Were you paid for your services or did your brother expect you to do everything for free? This is when I bet that you wish that you were an only child.
I hope that you will find a viable solution soon. I would ask your brother if he will be picking up your dad or if he needs you to drop him off.
What would happen if you broke your leg? Couldn't drive, just couldn't hobble around on crutches & look after your Father?
What would POA Brother likely do?
- Take your Father to his home?
- Hire Support Workers?
- Locate & pay for a bed for your Father in assisted living for respite (until you were able bodied again).
(Please don't break your leg to test this out!)
Basically, if you were UNABLE what then?
Next is *The Holiday Test*
You have every right to go on holiday btw. Whatever suits your inclinatuon & budget.
What if.. Hi Bro, just letting you know I'll be away in Sep on a 3 weeks Pacific Ocean cruise. Can't wait! So what care arrangements can we (as a family) make for Dad?
Lastly *The Quit Test*.
When a caregiver quits, the
care plan HAS to be changed.
Thoughts?
PS My Aged Care Plan.
Does Dad have one?
Yours is a common problem when one person holds the purse strings and another is in charge of healthcare decisions. I think the resolution is in the understanding that having the authority to make decisions in no way obligates you to do any actual hands on caregiving, maybe it's time your father took a little vacation to visit your brother and his family for a few weeks, I like Beaty's suggestion of you taking your own holiday and being unavailable....

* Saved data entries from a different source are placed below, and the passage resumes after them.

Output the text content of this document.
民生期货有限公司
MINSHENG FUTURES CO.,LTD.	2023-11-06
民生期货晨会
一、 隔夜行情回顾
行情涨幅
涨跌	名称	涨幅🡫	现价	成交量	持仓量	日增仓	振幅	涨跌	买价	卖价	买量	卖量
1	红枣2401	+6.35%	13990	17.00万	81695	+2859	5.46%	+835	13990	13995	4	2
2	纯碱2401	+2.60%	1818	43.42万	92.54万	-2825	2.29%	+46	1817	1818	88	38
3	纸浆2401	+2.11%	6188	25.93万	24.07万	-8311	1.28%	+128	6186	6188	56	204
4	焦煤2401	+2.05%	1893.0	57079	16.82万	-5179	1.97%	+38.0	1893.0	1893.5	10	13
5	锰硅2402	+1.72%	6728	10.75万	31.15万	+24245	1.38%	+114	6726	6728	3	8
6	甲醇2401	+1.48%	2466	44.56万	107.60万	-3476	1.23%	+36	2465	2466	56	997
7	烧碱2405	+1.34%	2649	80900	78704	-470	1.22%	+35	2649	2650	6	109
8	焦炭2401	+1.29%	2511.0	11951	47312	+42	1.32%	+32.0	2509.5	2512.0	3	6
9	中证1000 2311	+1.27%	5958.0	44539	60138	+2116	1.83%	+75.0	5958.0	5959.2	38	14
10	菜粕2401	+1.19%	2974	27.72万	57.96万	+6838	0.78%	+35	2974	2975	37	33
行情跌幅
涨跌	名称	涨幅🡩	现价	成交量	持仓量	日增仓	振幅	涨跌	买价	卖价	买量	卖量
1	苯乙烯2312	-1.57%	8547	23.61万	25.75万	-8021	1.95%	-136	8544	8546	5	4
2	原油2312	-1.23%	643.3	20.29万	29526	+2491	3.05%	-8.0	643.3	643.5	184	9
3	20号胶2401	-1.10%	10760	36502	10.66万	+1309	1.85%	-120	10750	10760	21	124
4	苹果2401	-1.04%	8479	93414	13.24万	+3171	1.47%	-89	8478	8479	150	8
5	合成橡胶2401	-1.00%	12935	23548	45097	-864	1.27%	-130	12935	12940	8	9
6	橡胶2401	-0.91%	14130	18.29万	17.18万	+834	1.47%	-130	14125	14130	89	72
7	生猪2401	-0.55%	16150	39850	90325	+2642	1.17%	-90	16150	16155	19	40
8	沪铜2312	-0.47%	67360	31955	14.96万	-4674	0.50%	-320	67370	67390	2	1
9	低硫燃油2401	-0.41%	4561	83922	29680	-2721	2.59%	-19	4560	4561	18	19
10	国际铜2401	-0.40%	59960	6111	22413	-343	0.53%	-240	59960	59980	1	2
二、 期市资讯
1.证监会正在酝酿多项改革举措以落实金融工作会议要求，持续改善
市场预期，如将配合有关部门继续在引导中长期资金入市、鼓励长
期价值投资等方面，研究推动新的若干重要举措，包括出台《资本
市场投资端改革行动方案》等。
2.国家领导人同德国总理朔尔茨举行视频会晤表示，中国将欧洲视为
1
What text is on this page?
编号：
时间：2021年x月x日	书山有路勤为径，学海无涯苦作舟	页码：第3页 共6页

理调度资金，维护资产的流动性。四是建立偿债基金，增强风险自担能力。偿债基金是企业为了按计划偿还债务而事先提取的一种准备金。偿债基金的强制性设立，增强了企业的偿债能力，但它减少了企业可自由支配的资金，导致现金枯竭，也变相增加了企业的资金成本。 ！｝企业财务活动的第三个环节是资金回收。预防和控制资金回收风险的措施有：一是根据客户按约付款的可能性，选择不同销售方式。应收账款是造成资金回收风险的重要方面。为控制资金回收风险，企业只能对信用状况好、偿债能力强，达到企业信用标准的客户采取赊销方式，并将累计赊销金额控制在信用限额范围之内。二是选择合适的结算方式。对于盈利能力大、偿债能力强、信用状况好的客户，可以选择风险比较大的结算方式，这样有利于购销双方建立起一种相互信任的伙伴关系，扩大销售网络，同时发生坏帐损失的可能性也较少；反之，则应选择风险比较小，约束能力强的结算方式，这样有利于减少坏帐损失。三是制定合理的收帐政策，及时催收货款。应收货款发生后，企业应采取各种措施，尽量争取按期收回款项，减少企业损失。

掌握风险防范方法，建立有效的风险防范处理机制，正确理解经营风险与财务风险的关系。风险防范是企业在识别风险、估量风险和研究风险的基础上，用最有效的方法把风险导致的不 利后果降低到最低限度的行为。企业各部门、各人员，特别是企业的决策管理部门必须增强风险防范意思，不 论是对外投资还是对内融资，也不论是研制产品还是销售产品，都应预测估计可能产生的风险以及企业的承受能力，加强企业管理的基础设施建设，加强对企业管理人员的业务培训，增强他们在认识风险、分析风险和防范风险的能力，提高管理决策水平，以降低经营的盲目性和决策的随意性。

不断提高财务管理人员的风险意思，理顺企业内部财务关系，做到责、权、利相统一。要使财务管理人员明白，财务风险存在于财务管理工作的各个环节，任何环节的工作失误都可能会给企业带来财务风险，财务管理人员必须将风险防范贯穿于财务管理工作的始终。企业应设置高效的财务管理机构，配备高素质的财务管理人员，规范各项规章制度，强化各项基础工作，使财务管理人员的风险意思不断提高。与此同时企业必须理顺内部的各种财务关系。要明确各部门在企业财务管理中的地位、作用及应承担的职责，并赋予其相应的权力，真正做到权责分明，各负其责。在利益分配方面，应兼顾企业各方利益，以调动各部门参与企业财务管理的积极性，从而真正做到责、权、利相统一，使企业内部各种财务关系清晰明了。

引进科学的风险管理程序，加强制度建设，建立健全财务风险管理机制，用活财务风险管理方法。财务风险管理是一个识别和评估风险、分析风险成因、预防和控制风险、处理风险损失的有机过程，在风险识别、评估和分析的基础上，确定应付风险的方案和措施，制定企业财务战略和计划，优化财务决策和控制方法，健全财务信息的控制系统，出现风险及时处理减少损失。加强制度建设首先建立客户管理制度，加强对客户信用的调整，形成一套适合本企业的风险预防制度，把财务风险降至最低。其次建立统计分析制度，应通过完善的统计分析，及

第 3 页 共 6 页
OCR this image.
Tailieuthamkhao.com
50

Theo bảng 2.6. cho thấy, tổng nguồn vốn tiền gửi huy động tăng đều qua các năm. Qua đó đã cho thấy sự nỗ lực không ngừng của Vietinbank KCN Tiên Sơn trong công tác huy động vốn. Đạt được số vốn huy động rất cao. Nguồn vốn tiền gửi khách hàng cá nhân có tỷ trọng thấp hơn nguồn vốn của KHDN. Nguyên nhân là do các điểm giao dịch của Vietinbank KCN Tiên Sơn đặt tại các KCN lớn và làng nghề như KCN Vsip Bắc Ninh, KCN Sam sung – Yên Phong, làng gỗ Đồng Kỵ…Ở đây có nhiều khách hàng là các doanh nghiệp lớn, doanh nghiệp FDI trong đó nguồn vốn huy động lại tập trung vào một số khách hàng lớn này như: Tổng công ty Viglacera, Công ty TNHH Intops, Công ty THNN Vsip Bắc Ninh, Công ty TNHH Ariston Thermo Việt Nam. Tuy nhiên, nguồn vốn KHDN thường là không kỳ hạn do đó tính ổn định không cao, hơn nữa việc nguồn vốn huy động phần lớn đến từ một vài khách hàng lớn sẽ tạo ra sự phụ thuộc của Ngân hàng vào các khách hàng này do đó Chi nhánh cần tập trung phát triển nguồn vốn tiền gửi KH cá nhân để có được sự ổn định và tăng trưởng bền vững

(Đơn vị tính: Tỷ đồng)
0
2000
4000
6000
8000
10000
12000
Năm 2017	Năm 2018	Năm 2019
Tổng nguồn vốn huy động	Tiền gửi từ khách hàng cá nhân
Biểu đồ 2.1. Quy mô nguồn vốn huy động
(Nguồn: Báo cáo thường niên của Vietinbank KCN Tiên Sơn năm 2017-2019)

I have come on this forum to voice genuine concerns about my father and my siblings manipulating me into caring for my father indefinitely. Whether or not I initially stated that I am from Australia is of no consequence. However the Australian laws differ from USA regarding guardianship, the fact remains that I shouldn’t be made to look after a man who should be in permanent care.
Rather than IF you can move your Father, have you already decided to? Have set the wheels in motion & seeking advice if Brother can stop you?
"I am getting a long overdue knee replacement in August and will indeed be on crutches for 6 weeks."
Choose a respite care home you like, close to your home if you can.
This is golden opportunity to change from 'respite care' to 'permanent care'.
Because if you are not wanting to take Dad back at the end of the respite stay, Dad's stay will need to be extended. Slightly or indefinitely.
POA Brother will need to sign the original admission papers for respite I guess? Will he?
Give the hotline a call: 1800 353 374
(it's not a crises line so may be office hours)
I am thinking that witholding care (or funds to obtain care) could be considered *neglect* & therefore be *Elder Abuse* .
Ask for advice on this.
Has your Father had an Aged Care Needs Assessment? (Called ACAS or ACAT depending on state). If not, you can call your local council to arrange. A trained assessor will go through your Father's Dx, ADLs & care requirements. They may also be able to advice you of your next options. (I bet they have seen this before).